The impact of the Pickens Plan on US greenhouse gas emissions must also be evaluated carefully. Mr. Pickens is certainly correct that natural gas vehicles emit fewer local pollutants and less CO2 than conventional cars, but for a change on this scale, we must consider the bigger picture. If wind power can grow to 20% of net generation and somehow overcome its intermittency problem, what is the best use of those green electrons? Is it in displacing one of our lower-emitting sources of electricity, in order to replace a fuel emitting 20 lb. of CO2 per gallon with one that emits 14 lb. of CO2 per energy-equivalent gallon? Or should we use that zero-emission electricity to back out coal-fired power producing 2 lb. of CO2 per kWh, contributing in aggregate over one-third of total US emissions? A similar argument can be made, based on the relative energy-conversion efficiencies of gas turbines vs. internal combustion engines.

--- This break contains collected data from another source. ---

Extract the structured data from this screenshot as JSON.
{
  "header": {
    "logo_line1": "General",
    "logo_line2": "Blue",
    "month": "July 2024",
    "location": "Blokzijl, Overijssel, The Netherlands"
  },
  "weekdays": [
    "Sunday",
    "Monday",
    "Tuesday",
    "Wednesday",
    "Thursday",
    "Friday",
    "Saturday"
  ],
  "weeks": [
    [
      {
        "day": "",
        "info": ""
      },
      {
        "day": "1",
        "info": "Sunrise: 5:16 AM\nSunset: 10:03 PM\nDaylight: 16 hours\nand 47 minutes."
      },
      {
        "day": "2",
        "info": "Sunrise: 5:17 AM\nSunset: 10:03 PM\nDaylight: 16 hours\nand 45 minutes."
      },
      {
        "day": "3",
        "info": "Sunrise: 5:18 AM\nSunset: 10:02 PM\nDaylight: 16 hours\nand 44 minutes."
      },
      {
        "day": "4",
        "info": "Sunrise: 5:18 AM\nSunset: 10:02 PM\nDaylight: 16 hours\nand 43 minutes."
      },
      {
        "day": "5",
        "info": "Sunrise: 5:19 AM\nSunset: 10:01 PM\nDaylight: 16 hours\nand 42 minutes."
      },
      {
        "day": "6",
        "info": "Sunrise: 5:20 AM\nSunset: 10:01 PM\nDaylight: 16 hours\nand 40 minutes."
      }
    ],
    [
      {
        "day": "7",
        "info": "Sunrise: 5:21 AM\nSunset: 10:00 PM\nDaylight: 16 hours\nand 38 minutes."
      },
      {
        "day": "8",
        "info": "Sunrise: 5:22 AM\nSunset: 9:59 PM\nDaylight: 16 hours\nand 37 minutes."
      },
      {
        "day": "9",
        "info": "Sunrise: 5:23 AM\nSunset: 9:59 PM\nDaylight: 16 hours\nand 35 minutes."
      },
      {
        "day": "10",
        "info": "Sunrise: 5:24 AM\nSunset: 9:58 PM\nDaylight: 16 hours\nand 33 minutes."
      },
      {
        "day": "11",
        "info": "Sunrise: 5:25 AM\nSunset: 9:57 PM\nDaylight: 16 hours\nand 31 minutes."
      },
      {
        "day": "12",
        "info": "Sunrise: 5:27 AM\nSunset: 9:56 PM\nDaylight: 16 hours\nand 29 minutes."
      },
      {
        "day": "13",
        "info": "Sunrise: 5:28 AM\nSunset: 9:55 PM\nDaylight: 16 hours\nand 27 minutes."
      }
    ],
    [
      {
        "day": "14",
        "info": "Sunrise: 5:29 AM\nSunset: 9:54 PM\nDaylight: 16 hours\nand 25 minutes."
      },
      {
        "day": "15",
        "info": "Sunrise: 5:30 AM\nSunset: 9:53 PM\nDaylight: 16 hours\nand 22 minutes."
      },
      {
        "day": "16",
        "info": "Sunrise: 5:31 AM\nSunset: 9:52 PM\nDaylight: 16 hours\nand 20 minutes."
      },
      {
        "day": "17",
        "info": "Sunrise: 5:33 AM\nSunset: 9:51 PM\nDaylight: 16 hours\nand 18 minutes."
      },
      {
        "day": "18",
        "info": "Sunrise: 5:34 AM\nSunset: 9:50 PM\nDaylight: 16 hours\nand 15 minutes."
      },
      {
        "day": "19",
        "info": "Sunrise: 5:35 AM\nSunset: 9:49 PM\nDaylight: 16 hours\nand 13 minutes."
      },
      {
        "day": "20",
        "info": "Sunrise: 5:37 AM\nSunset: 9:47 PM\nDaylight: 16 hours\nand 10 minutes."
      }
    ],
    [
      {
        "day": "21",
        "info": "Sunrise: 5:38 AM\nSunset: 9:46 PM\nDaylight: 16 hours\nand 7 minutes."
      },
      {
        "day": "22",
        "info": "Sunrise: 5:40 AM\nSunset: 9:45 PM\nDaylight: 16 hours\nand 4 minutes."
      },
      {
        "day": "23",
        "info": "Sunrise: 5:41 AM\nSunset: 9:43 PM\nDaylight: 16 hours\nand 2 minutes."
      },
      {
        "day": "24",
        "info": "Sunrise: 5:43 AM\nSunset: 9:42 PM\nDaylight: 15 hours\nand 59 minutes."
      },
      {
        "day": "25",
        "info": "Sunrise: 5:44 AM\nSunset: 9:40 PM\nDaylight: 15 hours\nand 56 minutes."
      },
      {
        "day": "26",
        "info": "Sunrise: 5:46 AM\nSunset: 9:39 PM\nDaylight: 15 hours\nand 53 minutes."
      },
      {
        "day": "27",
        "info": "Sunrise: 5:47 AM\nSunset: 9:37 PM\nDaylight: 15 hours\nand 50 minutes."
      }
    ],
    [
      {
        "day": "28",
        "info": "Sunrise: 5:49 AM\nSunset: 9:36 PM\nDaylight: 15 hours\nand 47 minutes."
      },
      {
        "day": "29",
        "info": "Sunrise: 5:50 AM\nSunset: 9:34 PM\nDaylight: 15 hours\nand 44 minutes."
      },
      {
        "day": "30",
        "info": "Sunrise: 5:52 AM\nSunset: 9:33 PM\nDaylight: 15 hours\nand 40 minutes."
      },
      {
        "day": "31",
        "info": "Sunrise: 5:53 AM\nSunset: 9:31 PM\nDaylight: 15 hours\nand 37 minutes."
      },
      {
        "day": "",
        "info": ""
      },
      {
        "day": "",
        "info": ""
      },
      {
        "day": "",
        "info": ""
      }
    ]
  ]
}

Because of its scale, the Pickens Plan would affect other efforts to make the US vehicle fleet more efficient. Although the market is certainly large enough to accommodate both natural gas cars and plug-in hybrids, idling our natural gas turbine generating capacity and tying wind power to the demand that gas currently satisfies would make the adoption of electrified vehicles more challenging. It is also hard to imagine conducting two fleet turnovers on the scale required to have a meaningful impact, simultaneously. In other words, at least at first blush, adopting Mr. Pickens's approach might result in electric vehicles being pushed off for another decade or more.
Now, a cynic might suspect that the Pickens Plan has as much to do with promoting Mr. Pickens's investments in wind power as it does with addressing our national energy crisis. I prefer to give him the benefit of the doubt on this, and credit him with introducing an idea that merits further analysis and consideration. Discussing a proposal as concrete as this one might help frame our energy problems in a clearer context and prompt more action. Nor do I think the Pickens Plan must be considered as an all-or-nothing proposition. Natural gas could be an attractive vehicle fuel, if it didn't merely shift oil imports into LNG imports, or cannibalize a key part of our low-emission electricity portfolio. This prospect should increase our incentive to produce more gas in North America. At the same time, wind power should and will compete with gas power, but at the margin, not in its entirety, and all of this must take full account of the need to reduce US greenhouse gas emissions, a process that would be aided by putting a price tag on those emissions. On the whole, we should be grateful to Mr. Pickens for providing us with an interesting, non-partisan "straw man" proposal, to help us grapple with these complex issues.